A Curtain Call for the Domino Theory?

News leaked recently that President Obama had called a group of historians to the White House a few months ago to educate him on the thinking of President Lyndon Johnson in late 1964 as Johnson weighed the possibility of ordering a major military escalation in Vietnam.

As we know, that fateful escalation came in 1965. Are we to conclude that Obama has Vietnam in mind as he considers sending more troops to Afghanistan? Most likely.
 
Experts will argue forever about whether the Vietnam War was a lost cause. But there was little doubt at the time that Johnson and his advisers would opt for escalation. Less clear cut was the question of his ability to keep the public on board.
 
Johnson failed to do this and was demonized for that failure. Obama surely must keep the public message front and center. Unfortunately, Johnson’s legacy provides him with mixed guidance.
 
The central rationale for the Vietnam War was the so-called domino theory, which Johnson inherited from Presidents Eisenhower and Kennedy. If Vietnam fell to the Communists, they argued, so too would the rest of Asia. Today’s historical consensus is that the domino theory was oversold, at least with regard to Vietnam. But there seemed to be no clear alternative to it at the time.
 
So even if LBJ had opposed what his most of his advisers were telling him to do, he had no substitute course of action — or rationale — that he could sell to the American people. When he told the undersecretary of state, George Ball — the token dove in his administration — to draft the hypothetical presidential speech in favor of withdrawal, Ball had to admit that even he couldn’t do it.
 
Obama’s guests surely must have told him what came next. The mood of the public made a 180 degree turn against the war in less than two years. Johnson had lost the public’s trust. But Johnson also realized that the withdrawal many more people demanded would betray the central rationale for the war.
 
It is not surprising therefore that hardly anyone pressing for a military escalation in Afghanistan has resorted to the domino theory — with the partial exception of application to Pakistan, where Obama has rightly pointed out that country’s vulnerability to the Taliban insurgency both at home and across its borders. Instead they stress the importance of cleansing Afghanistan of anti-American insurgents.
 
Polls show that the American people are growing skeptical of this rationale. That could change, of course, with another strike on the United States, whether or not it derives from Afghanistan.
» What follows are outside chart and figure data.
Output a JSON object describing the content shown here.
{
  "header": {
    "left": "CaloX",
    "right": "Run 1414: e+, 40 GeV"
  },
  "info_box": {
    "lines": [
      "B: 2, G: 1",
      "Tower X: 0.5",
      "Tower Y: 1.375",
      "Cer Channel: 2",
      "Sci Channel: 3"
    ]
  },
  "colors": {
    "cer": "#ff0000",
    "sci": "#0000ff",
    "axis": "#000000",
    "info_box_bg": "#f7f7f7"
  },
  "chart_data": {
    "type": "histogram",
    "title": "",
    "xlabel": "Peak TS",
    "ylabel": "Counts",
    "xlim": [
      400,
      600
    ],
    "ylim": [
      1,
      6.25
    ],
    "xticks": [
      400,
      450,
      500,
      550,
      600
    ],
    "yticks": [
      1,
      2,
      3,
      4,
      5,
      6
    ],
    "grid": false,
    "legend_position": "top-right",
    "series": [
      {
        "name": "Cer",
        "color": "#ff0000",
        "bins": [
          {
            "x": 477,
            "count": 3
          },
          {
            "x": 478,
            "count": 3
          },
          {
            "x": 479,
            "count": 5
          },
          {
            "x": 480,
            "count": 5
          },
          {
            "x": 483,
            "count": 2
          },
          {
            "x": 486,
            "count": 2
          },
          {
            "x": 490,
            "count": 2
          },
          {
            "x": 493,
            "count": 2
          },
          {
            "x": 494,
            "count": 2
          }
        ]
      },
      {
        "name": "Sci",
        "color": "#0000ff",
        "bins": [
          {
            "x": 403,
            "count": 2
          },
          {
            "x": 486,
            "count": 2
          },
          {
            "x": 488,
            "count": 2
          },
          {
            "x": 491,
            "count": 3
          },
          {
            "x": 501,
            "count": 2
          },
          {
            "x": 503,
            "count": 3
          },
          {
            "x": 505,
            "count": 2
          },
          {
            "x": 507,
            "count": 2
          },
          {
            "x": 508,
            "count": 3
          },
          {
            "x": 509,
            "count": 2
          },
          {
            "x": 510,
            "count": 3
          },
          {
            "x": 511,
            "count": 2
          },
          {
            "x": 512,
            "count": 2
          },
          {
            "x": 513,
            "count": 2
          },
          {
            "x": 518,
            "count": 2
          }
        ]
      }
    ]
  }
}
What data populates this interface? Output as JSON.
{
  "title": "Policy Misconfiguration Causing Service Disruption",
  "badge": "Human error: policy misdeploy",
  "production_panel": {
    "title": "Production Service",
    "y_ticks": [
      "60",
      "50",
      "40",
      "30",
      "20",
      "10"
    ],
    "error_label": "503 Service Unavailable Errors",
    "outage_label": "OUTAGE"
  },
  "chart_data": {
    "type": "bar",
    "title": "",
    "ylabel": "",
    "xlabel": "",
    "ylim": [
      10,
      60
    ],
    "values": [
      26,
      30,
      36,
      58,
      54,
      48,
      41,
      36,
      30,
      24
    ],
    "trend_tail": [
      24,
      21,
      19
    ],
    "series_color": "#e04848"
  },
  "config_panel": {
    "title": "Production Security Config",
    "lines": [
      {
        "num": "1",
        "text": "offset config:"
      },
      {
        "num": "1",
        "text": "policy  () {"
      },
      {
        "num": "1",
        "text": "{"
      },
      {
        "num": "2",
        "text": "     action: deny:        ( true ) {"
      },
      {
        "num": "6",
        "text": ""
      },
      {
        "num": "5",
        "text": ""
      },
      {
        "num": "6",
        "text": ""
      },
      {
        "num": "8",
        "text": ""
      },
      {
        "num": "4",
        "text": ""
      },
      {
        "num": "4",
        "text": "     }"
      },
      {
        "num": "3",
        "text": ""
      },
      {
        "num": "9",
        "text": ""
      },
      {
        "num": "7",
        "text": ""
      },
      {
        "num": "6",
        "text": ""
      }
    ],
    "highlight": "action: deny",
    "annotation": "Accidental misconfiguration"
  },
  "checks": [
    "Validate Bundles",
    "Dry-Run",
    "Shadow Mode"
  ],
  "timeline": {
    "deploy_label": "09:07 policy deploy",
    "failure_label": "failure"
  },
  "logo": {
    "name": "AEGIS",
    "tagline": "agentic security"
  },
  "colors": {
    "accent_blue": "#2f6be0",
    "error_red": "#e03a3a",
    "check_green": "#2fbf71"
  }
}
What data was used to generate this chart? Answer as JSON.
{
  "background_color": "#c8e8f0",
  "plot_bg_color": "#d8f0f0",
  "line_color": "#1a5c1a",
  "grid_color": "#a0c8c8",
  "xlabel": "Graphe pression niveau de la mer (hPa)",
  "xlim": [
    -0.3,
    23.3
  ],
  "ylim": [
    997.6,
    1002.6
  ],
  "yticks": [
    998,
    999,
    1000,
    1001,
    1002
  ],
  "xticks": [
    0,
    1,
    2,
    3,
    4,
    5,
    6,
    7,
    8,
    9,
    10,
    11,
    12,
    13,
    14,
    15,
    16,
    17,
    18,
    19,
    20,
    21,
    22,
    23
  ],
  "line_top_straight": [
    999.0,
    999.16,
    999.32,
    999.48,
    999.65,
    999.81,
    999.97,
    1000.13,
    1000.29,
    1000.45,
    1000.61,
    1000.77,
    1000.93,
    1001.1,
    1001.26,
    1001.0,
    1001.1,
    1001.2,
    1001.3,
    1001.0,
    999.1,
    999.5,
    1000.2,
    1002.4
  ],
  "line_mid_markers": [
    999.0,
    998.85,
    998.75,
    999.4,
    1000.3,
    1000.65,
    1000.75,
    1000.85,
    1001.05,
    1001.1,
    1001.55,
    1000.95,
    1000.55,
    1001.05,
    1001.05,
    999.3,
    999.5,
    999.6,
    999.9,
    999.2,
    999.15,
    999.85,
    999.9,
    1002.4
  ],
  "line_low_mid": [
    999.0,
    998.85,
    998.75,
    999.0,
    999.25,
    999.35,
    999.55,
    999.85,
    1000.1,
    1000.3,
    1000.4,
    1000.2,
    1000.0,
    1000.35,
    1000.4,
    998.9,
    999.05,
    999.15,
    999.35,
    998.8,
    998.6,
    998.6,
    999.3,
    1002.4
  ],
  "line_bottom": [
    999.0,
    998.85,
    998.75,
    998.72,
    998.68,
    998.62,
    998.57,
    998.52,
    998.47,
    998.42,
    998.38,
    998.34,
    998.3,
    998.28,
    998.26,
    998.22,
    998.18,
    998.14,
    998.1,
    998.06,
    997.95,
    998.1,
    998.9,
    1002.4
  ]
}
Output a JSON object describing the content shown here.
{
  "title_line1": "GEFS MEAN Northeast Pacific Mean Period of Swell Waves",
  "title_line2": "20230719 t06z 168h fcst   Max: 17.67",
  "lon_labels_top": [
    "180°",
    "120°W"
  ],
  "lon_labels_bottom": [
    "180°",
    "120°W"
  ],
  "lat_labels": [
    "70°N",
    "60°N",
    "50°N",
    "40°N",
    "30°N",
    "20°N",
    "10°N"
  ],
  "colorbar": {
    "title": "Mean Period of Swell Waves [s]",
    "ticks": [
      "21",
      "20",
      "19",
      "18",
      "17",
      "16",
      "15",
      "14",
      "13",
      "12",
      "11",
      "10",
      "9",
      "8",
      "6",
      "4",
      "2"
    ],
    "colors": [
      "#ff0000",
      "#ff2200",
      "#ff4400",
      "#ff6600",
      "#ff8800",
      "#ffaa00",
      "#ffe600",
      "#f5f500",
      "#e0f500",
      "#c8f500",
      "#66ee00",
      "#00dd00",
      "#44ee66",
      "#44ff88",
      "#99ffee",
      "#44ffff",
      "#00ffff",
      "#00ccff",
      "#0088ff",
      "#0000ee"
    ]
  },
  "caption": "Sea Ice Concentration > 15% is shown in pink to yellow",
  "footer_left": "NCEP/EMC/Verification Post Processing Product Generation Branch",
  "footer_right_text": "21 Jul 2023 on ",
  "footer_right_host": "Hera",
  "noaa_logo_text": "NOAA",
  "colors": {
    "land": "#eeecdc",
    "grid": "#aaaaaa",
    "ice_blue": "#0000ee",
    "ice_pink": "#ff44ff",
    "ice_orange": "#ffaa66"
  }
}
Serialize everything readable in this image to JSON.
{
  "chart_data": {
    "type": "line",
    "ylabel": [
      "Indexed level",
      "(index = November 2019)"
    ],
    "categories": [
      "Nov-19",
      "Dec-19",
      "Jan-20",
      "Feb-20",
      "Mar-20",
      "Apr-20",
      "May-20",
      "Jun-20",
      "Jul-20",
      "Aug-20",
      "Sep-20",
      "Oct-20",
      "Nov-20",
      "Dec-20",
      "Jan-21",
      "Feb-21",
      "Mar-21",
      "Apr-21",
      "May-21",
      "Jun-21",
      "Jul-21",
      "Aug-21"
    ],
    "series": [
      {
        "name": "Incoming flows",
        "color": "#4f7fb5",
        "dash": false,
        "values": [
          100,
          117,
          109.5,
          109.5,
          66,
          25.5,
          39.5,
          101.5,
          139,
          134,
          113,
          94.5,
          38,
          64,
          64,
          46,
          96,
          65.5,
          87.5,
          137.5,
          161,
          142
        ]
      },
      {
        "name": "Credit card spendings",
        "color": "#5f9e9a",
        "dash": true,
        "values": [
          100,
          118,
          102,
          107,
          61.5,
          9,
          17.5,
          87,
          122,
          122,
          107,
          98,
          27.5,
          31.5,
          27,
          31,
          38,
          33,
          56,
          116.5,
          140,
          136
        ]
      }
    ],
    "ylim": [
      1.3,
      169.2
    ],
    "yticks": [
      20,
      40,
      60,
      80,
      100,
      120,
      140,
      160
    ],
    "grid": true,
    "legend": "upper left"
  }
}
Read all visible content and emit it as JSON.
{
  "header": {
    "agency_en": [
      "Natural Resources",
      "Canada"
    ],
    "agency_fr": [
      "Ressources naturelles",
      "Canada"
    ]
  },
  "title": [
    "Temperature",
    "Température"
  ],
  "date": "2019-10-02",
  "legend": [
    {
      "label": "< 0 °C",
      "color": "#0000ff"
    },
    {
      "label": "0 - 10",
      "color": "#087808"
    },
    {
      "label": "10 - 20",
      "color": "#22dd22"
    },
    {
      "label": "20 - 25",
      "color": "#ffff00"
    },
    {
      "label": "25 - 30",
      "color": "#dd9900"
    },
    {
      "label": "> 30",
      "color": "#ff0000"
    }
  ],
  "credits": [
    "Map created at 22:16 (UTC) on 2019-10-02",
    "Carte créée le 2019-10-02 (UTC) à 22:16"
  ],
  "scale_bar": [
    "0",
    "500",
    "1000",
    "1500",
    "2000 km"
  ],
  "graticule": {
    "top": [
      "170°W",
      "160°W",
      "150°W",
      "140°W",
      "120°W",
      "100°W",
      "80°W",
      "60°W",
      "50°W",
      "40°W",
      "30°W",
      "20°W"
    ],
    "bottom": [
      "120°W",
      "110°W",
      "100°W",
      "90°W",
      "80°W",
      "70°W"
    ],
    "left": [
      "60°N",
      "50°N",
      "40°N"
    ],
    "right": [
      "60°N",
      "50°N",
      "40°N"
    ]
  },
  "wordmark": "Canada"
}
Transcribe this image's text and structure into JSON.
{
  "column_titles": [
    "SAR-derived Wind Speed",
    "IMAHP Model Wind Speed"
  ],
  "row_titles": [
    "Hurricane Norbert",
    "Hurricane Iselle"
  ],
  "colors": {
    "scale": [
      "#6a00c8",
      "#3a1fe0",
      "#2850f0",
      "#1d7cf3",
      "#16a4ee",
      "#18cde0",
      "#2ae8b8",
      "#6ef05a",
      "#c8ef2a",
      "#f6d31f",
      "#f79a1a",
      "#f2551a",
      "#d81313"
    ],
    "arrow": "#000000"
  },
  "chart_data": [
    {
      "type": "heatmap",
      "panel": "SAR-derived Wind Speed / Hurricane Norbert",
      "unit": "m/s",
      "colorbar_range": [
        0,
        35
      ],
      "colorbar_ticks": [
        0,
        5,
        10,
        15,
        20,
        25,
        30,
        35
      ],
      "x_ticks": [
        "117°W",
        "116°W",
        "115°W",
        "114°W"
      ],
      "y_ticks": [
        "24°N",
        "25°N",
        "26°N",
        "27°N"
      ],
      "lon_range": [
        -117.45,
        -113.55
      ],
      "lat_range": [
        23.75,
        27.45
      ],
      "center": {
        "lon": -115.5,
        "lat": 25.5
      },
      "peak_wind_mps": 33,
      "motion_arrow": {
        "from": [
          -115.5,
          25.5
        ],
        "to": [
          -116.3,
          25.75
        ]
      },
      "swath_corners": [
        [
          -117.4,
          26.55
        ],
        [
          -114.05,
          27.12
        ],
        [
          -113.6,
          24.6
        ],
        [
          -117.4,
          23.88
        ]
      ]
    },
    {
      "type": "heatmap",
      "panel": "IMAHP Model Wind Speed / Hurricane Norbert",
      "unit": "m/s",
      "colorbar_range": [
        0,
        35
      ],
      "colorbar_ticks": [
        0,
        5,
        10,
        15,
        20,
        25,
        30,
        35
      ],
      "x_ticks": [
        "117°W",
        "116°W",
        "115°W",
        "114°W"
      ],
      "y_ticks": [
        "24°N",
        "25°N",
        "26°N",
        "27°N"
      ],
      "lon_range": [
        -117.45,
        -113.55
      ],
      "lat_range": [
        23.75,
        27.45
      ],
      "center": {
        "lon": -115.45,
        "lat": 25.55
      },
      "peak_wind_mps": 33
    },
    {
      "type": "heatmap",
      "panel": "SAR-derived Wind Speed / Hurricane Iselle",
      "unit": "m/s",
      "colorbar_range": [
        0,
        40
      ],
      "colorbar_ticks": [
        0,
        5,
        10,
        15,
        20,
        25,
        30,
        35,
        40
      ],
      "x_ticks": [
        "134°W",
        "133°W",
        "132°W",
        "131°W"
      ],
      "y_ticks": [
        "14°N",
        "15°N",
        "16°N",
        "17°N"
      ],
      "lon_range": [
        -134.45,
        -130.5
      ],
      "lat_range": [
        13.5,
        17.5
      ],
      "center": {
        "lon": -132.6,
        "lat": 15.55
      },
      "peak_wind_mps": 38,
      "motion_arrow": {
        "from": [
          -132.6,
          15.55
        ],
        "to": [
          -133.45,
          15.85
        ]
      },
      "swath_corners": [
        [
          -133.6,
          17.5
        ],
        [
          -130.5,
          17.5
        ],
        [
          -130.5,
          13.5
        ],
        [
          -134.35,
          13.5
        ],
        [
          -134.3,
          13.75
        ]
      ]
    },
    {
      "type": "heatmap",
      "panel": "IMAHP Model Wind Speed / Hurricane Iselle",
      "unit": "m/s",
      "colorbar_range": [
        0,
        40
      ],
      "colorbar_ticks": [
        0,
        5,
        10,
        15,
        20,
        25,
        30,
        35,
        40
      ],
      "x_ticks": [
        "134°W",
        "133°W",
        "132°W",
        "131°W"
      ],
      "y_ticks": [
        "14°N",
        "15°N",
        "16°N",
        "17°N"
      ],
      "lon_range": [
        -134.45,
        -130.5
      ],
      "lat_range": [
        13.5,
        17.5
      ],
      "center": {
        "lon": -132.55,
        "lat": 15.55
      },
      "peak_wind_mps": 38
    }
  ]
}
But for now, the vague counterinsurgency mission is proving a harder sell.
 
Ironically, a version of the domino theory is precisely what is at play in Afghanistan. The country blends ethnically, culturally, politically and economically with the territories of every one of its neighbors, none of which is inherently stable.
 
If the recent history of Afghanistan suggests anything, it is that the country threatens the regional peace so long as it remains fractured internally. It both invites and channels the rivalries of outsiders. This raises the possibility of a wider conflict, one that would pose big challenges to the United States and to nearly every major power whose interests matter to Americans, including not only Pakistan but also Iran, China, India and Russia. Afghanistan therefore demands a heavy American commitment, although the degree to which that commitment should be military is open to debate.
 
President Obama, however, is unlikely to appear on television with map and laser pointer to advertise a 21st-century rendition of the domino theory. But what alternative does he have? And how will he sell it?
 
If Obama heeds Johnson’s example, he will do all he can to avoid getting trapped by a fixed idea. He must continue to appear flexible. But this is a catch-22. Because he needs a good rationale more than anything else, even all those troops.

Kenneth Weisbrode is a historian at the European University Institute and the author of The Atlantic Century (2009) and is a writer for the History News Service.